By way of full disclosure, Adelson is a donor to the Jewish News Syndicate, the wire service where I serve as editor-in-chief. But JNS is hardly alone in that, since the billionaire gives generously to a plethora of Jewish causes and organizations all over the map including many that express no political point of view, including Birthright Israel.
What he is guilty of is being a conservative Republican who has put his money where his mouth was in backing candidates, including President Trump, whom he believed would be supportive of Israel. He was also a major backer of Israeli Prime Minister Netanyahu, though reportedly their relationship has cooled as a result of the Likud leader’s reported talks with the publisher of Yediot Ahronot.
That makes Adelson, like financier George Soros, his moral equivalent on the left, a target for criticism from those who don’t like his politics, and someone who is built up into a larger than life villain by liberals who would fete him, as they do Soros or fellow billionaire Tom Steyer, if he gave to them. But that doesn’t make him a racist or a hatemonger.
To the contrary, and in contrast to many other major givers, his advocacy was, as former Senate Democratic Leader Harry Reid insisted, never self-interested, but solely revolved around a sincere desire to safeguard Israel’s security.
The attempt to pair Marty Peretz with Farrakhan is just as ridiculous.
Like Adelson, he had strong views about the violent and rejectionist political culture of the Palestinians as well as the bias endemic in the Islamist world. His beliefs can be debated, but he didn’t damn all Arabs the way Farrakhan damns all Jews. Nor did he engage in conspiracy theories about them the way Farrakhan has done.

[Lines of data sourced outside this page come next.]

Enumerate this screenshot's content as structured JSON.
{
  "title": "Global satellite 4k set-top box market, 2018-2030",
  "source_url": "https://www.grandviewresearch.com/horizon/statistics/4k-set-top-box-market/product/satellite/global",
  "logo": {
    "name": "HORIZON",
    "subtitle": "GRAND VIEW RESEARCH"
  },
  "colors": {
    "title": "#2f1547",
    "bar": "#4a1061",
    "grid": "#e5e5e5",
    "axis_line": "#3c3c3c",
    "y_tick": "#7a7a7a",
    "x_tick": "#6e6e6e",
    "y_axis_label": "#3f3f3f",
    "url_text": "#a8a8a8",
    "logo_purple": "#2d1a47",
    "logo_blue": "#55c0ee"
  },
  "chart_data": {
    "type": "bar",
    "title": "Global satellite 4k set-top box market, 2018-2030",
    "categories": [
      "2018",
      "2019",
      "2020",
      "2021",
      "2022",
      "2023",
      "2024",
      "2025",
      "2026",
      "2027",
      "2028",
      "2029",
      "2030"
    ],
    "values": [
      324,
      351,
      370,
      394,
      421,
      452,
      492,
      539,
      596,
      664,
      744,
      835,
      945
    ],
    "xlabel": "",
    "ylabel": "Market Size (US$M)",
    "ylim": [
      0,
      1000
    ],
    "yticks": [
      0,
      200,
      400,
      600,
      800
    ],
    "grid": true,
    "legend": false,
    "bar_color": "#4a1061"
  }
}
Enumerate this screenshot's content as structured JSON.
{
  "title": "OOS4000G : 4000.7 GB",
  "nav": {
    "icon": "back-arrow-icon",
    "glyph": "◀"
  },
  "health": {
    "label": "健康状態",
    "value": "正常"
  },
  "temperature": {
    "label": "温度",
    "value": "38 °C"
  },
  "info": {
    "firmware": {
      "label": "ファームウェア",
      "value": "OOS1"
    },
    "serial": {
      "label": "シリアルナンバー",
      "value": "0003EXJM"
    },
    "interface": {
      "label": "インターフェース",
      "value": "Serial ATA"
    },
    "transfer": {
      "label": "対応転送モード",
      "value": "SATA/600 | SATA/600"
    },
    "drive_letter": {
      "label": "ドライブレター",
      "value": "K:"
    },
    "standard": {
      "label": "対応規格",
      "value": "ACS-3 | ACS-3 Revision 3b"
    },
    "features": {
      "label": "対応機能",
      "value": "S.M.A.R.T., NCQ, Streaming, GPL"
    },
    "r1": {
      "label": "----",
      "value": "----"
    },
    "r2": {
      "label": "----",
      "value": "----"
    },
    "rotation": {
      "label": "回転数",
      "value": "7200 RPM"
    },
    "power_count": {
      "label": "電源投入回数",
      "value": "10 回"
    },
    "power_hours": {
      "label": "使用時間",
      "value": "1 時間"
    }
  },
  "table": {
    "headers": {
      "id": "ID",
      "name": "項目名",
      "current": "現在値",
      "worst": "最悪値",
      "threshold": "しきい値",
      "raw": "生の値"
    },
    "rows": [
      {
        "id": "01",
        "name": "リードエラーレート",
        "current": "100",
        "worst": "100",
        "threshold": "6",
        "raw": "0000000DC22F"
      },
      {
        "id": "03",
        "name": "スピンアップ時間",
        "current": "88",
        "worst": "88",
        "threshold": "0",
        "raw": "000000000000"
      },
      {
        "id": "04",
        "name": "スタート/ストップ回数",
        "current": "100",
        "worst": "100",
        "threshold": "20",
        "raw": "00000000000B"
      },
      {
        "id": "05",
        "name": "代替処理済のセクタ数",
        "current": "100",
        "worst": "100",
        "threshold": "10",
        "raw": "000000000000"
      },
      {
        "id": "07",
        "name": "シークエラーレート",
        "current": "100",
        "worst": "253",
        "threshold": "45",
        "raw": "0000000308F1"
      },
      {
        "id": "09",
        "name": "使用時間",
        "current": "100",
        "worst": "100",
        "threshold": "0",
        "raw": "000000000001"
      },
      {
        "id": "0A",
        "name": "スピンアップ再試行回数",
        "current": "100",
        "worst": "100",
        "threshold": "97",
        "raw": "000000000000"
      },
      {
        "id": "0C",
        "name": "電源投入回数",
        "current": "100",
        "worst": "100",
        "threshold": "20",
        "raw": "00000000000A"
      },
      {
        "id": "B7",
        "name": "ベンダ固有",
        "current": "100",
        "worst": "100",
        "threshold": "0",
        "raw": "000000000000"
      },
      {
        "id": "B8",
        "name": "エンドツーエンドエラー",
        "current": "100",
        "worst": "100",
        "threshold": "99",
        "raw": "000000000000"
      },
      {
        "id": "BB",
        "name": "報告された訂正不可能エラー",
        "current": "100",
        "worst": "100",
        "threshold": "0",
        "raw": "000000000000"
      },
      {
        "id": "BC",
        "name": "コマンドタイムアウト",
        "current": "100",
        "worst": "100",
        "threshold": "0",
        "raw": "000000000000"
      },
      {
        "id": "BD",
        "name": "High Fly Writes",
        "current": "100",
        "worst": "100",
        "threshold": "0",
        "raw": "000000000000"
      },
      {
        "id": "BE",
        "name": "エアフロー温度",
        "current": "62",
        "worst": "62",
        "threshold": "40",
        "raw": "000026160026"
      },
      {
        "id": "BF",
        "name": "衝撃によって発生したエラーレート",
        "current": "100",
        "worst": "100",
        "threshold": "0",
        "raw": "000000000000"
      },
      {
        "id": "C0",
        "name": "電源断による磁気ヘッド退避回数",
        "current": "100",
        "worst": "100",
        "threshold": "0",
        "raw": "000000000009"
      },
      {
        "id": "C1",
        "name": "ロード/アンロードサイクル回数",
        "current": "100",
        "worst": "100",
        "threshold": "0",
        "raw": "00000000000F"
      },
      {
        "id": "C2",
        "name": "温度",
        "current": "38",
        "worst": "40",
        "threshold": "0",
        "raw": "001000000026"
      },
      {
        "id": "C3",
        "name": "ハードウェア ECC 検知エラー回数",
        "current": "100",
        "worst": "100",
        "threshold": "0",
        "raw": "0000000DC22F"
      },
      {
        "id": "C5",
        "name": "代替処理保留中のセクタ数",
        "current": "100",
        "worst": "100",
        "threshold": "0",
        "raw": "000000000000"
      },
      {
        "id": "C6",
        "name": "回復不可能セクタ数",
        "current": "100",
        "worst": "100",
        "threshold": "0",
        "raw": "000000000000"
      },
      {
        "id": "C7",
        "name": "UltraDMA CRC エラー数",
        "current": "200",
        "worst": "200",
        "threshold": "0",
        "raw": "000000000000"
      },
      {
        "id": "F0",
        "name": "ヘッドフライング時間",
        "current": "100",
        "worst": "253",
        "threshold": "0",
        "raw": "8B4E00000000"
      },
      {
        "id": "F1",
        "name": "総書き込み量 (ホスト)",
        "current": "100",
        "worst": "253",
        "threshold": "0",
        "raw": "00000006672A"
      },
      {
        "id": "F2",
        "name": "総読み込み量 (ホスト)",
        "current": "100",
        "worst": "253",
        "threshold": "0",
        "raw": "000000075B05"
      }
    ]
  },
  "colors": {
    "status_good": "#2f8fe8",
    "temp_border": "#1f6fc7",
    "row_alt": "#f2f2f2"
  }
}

Hagee is a more problematic figure since some of his preaching and writing does engage in conspiratorial thinking. A partisan Protestant, he is also, as Magarik says, someone who has engaged in anti-Catholic rhetoric and would like to convert Jews to his faith.
But he is not a Jew hater, nor someone who has conditioned his passionate advocacy for Israel on the conversion of the Jews to Christianity. While he can be an embarrassing connection for the pro-Israel community, the analogy with Farrakhan breaks down when you consider that the focus of his life’s work isn’t spreading hate, but love for Israel, and opprobrium for those who wish to destroy it.
As is the case with Farrakhan, Duke’s purpose is hate, pure and simple, and the Jews, along with blacks and others, are the enemies of the mythical White America he purports to defend. Like Farrakhan, his goal is to persuade the world of the perfidy of the Jews and to promote racism.
Fortunately, and unlike Farrakhan, Duke’s actual following is miniscule. And though Trump was slow to condemn him and the actions of some of his vile followers and neo-Nazis at Charlottesville, he eventually did disavow him. Nor is there a single mainstream politician or conservative figure of any stature who will have anything to do with him. Would that the same could be said about Farrakhan.
Extremist racists like Farrakhan and Duke deserve condemnation without caveats or reservations. As for political donors and others whose views we merely dislike or deplore, it’s time for both sides of the political divide to stop the demonization game.
Doing so only contributes to a toxic political culture in which too many of us are unwilling to credit our foes with good motives, even as we disagree with them.